UV Stability of Aluminum Oxide Fabricated with Tube‐Type Plasma‐Enhanced Atomic Layer Deposition

Ultraviolet (UV)‐induced degradation is a critical issue for modern photovoltaic (PV) technologies such as passivated emitter and rear cell (PERC), tunnel oxide‐passivated contact (TOPCon), and heterojunction (HJT) cell concepts. This study compares the stability against UV radiation of AlO x /SiN y stacks on mini‐modules with p‐type back junction solar cells. Our cells have a nondiffused textured front surface passivated with an AlO x /SiN y layer stack and feature passivating polysilicon on oxide rear contacts.
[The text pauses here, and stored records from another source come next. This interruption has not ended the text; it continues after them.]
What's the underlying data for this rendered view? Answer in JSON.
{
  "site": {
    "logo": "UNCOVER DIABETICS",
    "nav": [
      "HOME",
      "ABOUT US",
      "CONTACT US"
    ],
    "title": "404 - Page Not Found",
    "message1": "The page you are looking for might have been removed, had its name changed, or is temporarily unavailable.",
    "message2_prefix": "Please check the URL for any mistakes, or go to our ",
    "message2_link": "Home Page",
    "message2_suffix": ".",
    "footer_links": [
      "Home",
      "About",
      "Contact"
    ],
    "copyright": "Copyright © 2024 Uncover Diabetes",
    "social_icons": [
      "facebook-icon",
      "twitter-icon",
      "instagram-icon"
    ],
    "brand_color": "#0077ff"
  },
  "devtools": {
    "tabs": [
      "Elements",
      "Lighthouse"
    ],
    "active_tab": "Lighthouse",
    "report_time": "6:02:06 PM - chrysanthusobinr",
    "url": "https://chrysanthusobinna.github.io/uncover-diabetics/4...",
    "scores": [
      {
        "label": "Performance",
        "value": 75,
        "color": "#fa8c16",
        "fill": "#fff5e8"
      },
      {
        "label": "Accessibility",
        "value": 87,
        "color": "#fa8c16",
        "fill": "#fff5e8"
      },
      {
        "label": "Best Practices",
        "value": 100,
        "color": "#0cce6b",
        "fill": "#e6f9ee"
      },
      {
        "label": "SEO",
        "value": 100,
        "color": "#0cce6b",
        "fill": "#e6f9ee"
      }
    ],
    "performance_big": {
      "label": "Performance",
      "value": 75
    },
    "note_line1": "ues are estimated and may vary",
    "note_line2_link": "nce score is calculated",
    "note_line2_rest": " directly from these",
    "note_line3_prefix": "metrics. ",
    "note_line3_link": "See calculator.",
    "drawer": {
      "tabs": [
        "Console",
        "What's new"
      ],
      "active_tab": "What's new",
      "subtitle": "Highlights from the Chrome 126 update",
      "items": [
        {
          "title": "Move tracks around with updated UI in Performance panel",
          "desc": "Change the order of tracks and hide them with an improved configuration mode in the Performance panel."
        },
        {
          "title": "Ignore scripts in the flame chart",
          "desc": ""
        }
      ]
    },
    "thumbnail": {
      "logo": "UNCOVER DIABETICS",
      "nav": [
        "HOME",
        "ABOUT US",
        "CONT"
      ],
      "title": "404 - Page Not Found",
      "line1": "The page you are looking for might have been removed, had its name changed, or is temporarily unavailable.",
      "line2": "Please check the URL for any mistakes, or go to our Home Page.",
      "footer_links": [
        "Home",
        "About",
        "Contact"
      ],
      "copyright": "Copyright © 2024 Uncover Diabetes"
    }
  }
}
We compare plasma‐enhanced chemical vapor deposition (PECVD) and plasma‐enhanced atomic layer deposition (PEALD) processes for the deposition of AlO x layers using the same tube‐type deposition system. After a UV dose of 146 kWh/m 2 using broadband UV lamps, modules with PECVD‐AlO x exhibit an efficiency loss of up to 27% while those with PEALD‐AlO x show minimal degradation of 2.5%. This comparison proves that the superior UV stability is achieved with the tube‐type PEALD technique. Our findings thus show how UV stability can be improved without extra equipment dedicated solely to depositing ALD‐AlO x and without UV absorbing or down converting encapsulants.